Fed’s tightening requirements to fix failing schools

It looks like the US Department of Education is getting serious about making significant changes in schools – such as those we examined in our recent report on Kentucky’s No Child Left Behind Tier 5 schools – that chronically fail to improve.

The August 26, 2009 Federal Register has a Notice of Proposed Rule Making (NPRM) item titled “School Improvement Grants--American Recovery and Reinvestment Act of 2009; Title I of the Elementary and Secondary Education Act of 1965.”

This discusses rules for federal school improvement grants targeted at schools like those examined in our Tier 5 report.

There is a catch in the NPRM. In our report, we found that Kentucky’s promise to institute new governance in the state’s most severely failing schools wasn’t kept. Despite six or more years of failure, Kentucky isn’t changing governance in these bottom-performing schools.

Now, if Kentucky wants to get some federal money to help turn those schools around, it is going to have to make good on that broken promise on governance changes.

The NPRM lists one of four options for school improvement. A state must chose one to get the cash. These options are listed near the beginning of the NPRM as:

1) Turnaround model, which would include, among other actions, replacing the principal and at least 50 percent of the school's staff, adopting a new governance structure, and implementing a new or revised instructional program.

2) Restart model, in which an LEA would close the school and reopen it under the management of a charter school operator, a charter management organization (CMO), or an educational management organization (EMO) that has been selected through a rigorous review process.

3) School closure, in which an LEA would close the school and enroll the students who attended the school in other, high-achieving schools in the LEA.

4) Transformation model, which would address four specific areas critical to transforming the lowest-achieving schools.


The requirement for governance changes is obvious in Options 1 to 3.

The requirement in Option 4 isn’t apparent in the brief description.
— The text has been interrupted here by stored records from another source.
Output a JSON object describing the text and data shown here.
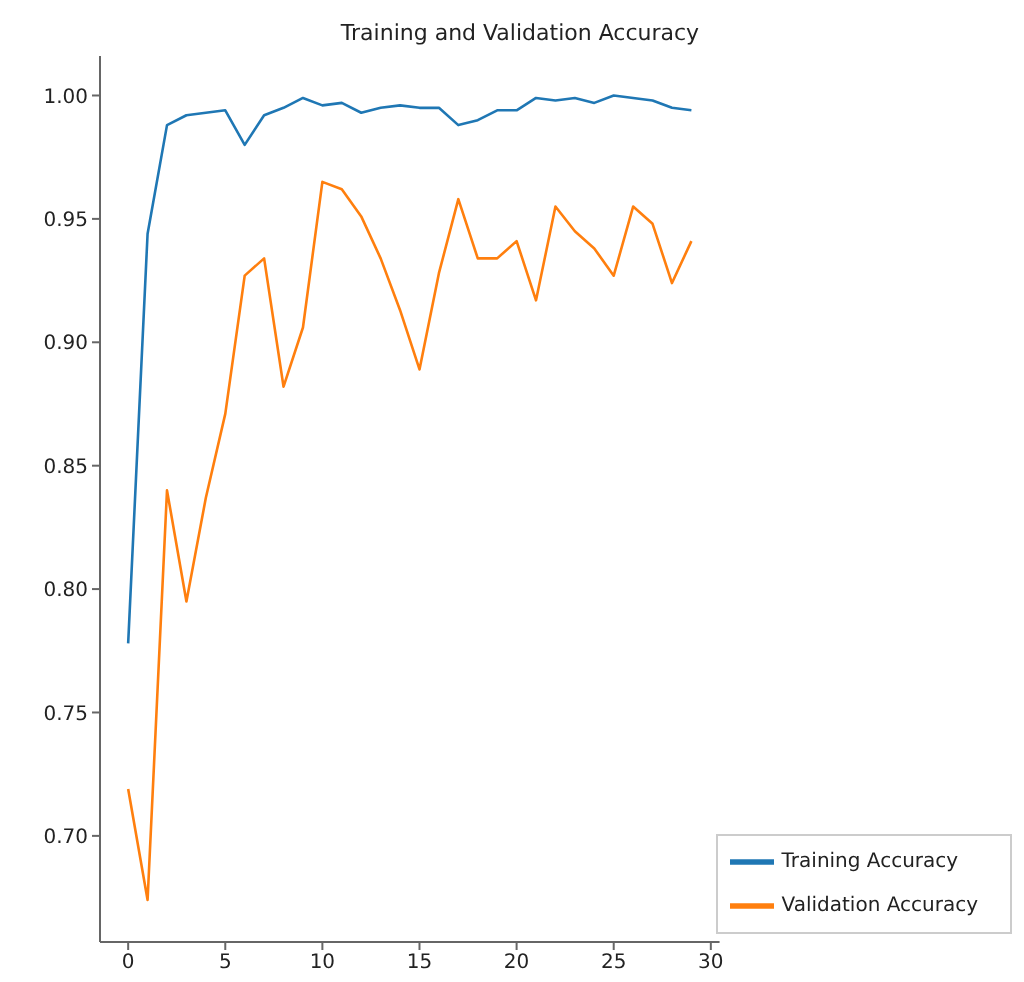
{
  "chart_data": {
    "type": "line",
    "title": "Training and Validation Accuracy",
    "x": [
      0,
      1,
      2,
      3,
      4,
      5,
      6,
      7,
      8,
      9,
      10,
      11,
      12,
      13,
      14,
      15,
      16,
      17,
      18,
      19,
      20,
      21,
      22,
      23,
      24,
      25,
      26,
      27,
      28,
      29
    ],
    "series": [
      {
        "name": "Training Accuracy",
        "color": "#1f77b4",
        "values": [
          0.778,
          0.944,
          0.988,
          0.992,
          0.993,
          0.994,
          0.98,
          0.992,
          0.995,
          0.999,
          0.996,
          0.997,
          0.993,
          0.995,
          0.996,
          0.995,
          0.995,
          0.988,
          0.99,
          0.994,
          0.994,
          0.999,
          0.998,
          0.999,
          0.997,
          1.0,
          0.999,
          0.998,
          0.995,
          0.994
        ]
      },
      {
        "name": "Validation Accuracy",
        "color": "#ff7f0e",
        "values": [
          0.719,
          0.674,
          0.84,
          0.795,
          0.837,
          0.871,
          0.927,
          0.934,
          0.882,
          0.906,
          0.965,
          0.962,
          0.951,
          0.934,
          0.913,
          0.889,
          0.928,
          0.958,
          0.934,
          0.934,
          0.941,
          0.917,
          0.955,
          0.945,
          0.938,
          0.927,
          0.955,
          0.948,
          0.924,
          0.941
        ]
      }
    ],
    "xlim": [
      -1.45,
      30.45
    ],
    "xticks": [
      0,
      5,
      10,
      15,
      20,
      25,
      30
    ],
    "ylim": [
      0.657,
      1.016
    ],
    "yticks": [
      {
        "value": 0.7,
        "label": "0.70"
      },
      {
        "value": 0.75,
        "label": "0.75"
      },
      {
        "value": 0.8,
        "label": "0.80"
      },
      {
        "value": 0.85,
        "label": "0.85"
      },
      {
        "value": 0.9,
        "label": "0.90"
      },
      {
        "value": 0.95,
        "label": "0.95"
      },
      {
        "value": 1.0,
        "label": "1.00"
      }
    ],
    "grid": false,
    "legend": "bottom right",
    "marker": "none",
    "line_style": "solid"
  }
}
You cannot see that the fourth option also requires governance changes until you read pages 43109 and 43110 in the Federal Register. Those pages list in detail the very specific set of requirements a “Local Education Agency” (LEA) (which is the local board of education in most cases) must follow to qualify for the federal money. It is clear under Option 4 that each LEA is required to,

“(2) Identify and reward school leaders, teachers, and other staff who improve student achievement outcomes and identify and remove those who do not; and

(3) Replace the principal who led the school prior to commencement of the transformation model.”


So, if the NPRM is adopted pretty much as currently proposed, regardless of which option it selects, Kentucky will have to make fundamental changes to the state’s current method of handling its lowest performing schools to qualify for the federal funds involved. Specifically, the state is going to have to finally change the leadership system in those schools.

Of course, Kentucky’s already broken promise to make governance changes – extensively discussed in the new Bluegrass Institute report on NCLB Tier 5 schools – could very well prevent us from qualifying for this new federal money. Our senior state educators are going to have to make some very serious changes in their own ways of doing business to recover from their past actions.

In any event, at some point, in the best interests of our students, Kentucky simply must address hard decisions concerning school staff in chronically under-performing schools.

That’s not just my opinion – it is clear that federal educators also agree.